Nicola Anderson: 'Harrowing details of fire at halting site prove too much for heartbroken families'
As they came to the point of identification, coroner Dr Myra Cullinane gently told the families seated in front of her the evidence would be very difficult.
They should feel free to leave the court room if they wished, she said. The families stayed as long as they could - but it was too heartbreaking and one by one, they quietly left their seats.
Harrowing images of the charred remains of the mobile home in which an extended family perished, amid the blaze at Carrickmines halting site in south county Dublin on October 10, 2015, were shown to the jury as the inquests opened on Monday.

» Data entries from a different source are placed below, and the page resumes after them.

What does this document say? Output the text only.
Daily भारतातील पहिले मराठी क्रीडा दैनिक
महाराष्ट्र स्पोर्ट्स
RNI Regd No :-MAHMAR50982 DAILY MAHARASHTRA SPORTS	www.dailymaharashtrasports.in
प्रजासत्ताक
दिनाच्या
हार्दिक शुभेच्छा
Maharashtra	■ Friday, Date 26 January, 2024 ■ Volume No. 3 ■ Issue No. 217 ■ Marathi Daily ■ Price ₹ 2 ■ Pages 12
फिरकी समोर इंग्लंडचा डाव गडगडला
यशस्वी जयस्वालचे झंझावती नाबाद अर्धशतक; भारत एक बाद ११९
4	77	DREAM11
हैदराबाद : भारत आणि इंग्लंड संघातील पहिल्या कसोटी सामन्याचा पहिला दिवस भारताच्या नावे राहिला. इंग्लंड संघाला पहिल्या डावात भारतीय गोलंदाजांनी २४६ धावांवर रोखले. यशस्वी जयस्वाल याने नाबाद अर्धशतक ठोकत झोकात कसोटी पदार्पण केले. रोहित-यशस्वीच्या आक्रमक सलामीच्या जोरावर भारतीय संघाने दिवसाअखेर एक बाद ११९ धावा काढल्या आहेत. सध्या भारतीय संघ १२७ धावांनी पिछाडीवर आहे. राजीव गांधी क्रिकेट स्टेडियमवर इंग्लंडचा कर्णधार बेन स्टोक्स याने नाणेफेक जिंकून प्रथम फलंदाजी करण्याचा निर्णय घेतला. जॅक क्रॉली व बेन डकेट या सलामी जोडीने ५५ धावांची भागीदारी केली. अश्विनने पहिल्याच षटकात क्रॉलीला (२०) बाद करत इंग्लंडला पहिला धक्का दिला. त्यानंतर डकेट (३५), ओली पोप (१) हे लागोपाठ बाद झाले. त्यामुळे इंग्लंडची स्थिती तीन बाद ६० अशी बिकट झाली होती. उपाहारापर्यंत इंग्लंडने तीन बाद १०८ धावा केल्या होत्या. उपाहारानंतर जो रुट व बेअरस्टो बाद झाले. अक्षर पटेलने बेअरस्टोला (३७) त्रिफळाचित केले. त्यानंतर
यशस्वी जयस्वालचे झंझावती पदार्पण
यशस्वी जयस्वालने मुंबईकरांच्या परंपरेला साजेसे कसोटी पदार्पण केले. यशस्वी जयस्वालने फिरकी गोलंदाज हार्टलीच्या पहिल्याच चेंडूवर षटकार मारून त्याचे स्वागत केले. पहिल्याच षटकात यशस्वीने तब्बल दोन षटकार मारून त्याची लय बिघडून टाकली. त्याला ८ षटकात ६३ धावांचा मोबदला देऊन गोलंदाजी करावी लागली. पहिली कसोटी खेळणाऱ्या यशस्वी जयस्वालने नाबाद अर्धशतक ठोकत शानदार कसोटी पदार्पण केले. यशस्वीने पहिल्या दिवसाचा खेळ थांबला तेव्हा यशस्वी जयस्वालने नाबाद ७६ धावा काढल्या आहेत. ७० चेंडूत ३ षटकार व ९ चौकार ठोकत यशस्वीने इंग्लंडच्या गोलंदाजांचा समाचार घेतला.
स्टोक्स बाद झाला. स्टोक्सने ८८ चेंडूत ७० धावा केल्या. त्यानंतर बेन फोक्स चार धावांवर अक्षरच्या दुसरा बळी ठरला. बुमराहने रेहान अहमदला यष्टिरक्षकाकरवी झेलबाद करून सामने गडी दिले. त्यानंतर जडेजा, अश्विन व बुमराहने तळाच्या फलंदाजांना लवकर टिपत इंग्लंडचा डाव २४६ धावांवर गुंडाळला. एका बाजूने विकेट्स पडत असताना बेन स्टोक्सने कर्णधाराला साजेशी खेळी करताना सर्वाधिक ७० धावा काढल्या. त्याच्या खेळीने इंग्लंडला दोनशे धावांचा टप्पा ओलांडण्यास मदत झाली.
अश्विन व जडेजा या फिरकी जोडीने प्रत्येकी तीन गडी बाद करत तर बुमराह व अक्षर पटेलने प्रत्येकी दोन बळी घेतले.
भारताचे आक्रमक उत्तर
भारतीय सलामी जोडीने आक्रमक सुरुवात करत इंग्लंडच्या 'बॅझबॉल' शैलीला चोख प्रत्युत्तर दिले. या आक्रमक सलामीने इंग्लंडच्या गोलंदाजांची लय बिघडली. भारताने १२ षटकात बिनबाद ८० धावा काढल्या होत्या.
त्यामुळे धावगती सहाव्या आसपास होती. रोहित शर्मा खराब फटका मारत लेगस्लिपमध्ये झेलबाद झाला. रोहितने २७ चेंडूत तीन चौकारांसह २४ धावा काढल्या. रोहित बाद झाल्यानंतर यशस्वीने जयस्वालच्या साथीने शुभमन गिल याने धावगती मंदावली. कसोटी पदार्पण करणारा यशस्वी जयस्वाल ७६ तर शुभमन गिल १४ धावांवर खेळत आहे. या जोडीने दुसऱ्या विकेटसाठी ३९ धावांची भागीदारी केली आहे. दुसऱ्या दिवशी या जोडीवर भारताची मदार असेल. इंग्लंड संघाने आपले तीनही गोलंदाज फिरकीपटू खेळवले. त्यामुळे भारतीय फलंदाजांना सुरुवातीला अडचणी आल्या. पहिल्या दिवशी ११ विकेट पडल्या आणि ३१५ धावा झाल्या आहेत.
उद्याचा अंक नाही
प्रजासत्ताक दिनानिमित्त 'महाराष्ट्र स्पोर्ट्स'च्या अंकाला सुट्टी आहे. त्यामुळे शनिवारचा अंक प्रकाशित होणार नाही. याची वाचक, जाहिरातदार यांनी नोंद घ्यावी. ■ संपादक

Later, a diagram on the wall of the Dublin City Coroner's Court circled the positions from which the bodies had been recovered.
DNA was the main method used to identify them.
Thomas Connors (27), his wife Sylvia (30) and their sons Jimmy (5) and Christy (3) were recovered from the main bedroom.
Willie Lynch (25) and his pregnant partner Tara Gilbert (27), who were visiting the Connors family, were recovered with their daughters Jodie (9) and Kelsey (4) from the second smaller bedroom.
Little six-month-old Mary Connors, daughter of Thomas and Sylvia - who had initially been taken from her cot - perished when the blaze spread to an adjacent mobile home.
The only one to survive was Tom Connors (4) who was rescued by his uncle, John Keith Connors.
Deeply emotional, the teenager told the inquest how he had pulled Tom out of the smoke-filled cabin.
"I had Tom in my arms," he said. "He was trying to breathe. He was making choking noises."
John had climbed into the cabin through a smashed window but could not see because of the thickness of the black smoke.
He felt around on the bed but there was nobody there - however he found his brother Thomas lying on the floor and tried to lift him but lost any breath he had in the attempt.
When he found the body of his sister-in-law Sylvia, he tried to lift her too but was unable to do so.
His father had handed him a fire extinguisher to fight the blaze but he couldn't get it to work and on the urging of his father, left the mobile home.
"I knew I couldn't go back in again," John told the inquest.
Jim Connors Jr, the brother of victim Thomas Connors, said he had been at his brother's home that night drinking with the other adults.
Later, back at his own cabin on the site, he said he was woken by his wife Katie.
"I could see the flames from my back door," he said. He ran to his brother's home but "got hit by the flames".
With a wooden pallet as a ladder, he reached in and grabbed a child, baby Mary Connors, from her crib by the window.
She was "breathing noisily", another relation later said.
His sister Kathleen Connors McDonagh told the inquest she was handed the baby, wrapped in a pink blanket, and running to her own home, she placed the baby on the bed next to one of her own children and told him to mind her before she ran back to try to help rescue the other children from the blaze.
However, a short time later, her four-year-old son called to her and she saw smoke pouring out of her own front door, the fire having spread.
Paramedic Rebecca Mooney told the hearing that on arriving at the scene, she had immediately been handed a baby. She was in cardiac arrest, she said. She was later pronounced dead at Tallaght hospital.
Garda Shane Curran said a subsequent examination of the scene showed the right rear hotplate of the cooker held the "molten" remains of an aluminium chip pan.
Mechanical engineer Paul Collins later confirmed the hotplate had been turned up to the highest setting and the chip pan was the definite source of the fire.
The inquest heard there had been only a "tiny window" of opportunity for John Connors to enter the burning mobile home and rescue Tom Connors before the inferno had engulfed the dwelling place, and that he was lucky to survive.
Chartered fire safety engineer David O'Connor told the inquest how the mobile home had originally been a steel-lined security hut, modified by the owner.
The petroleum-based polystyrene insulation in the walls meant the temperatures would have been significantly greater than that of a normal house fire - it may even have reached temperatures of up to 650C, he said.
"It was off the charts," he said, describing it as being like "an articulated truck going on fire".
The halting site was technically exempt from fire regulations because it was an emergency facility, he said. However new safety guidelines have since been introduced, covering fire safety for all Traveller accommodation.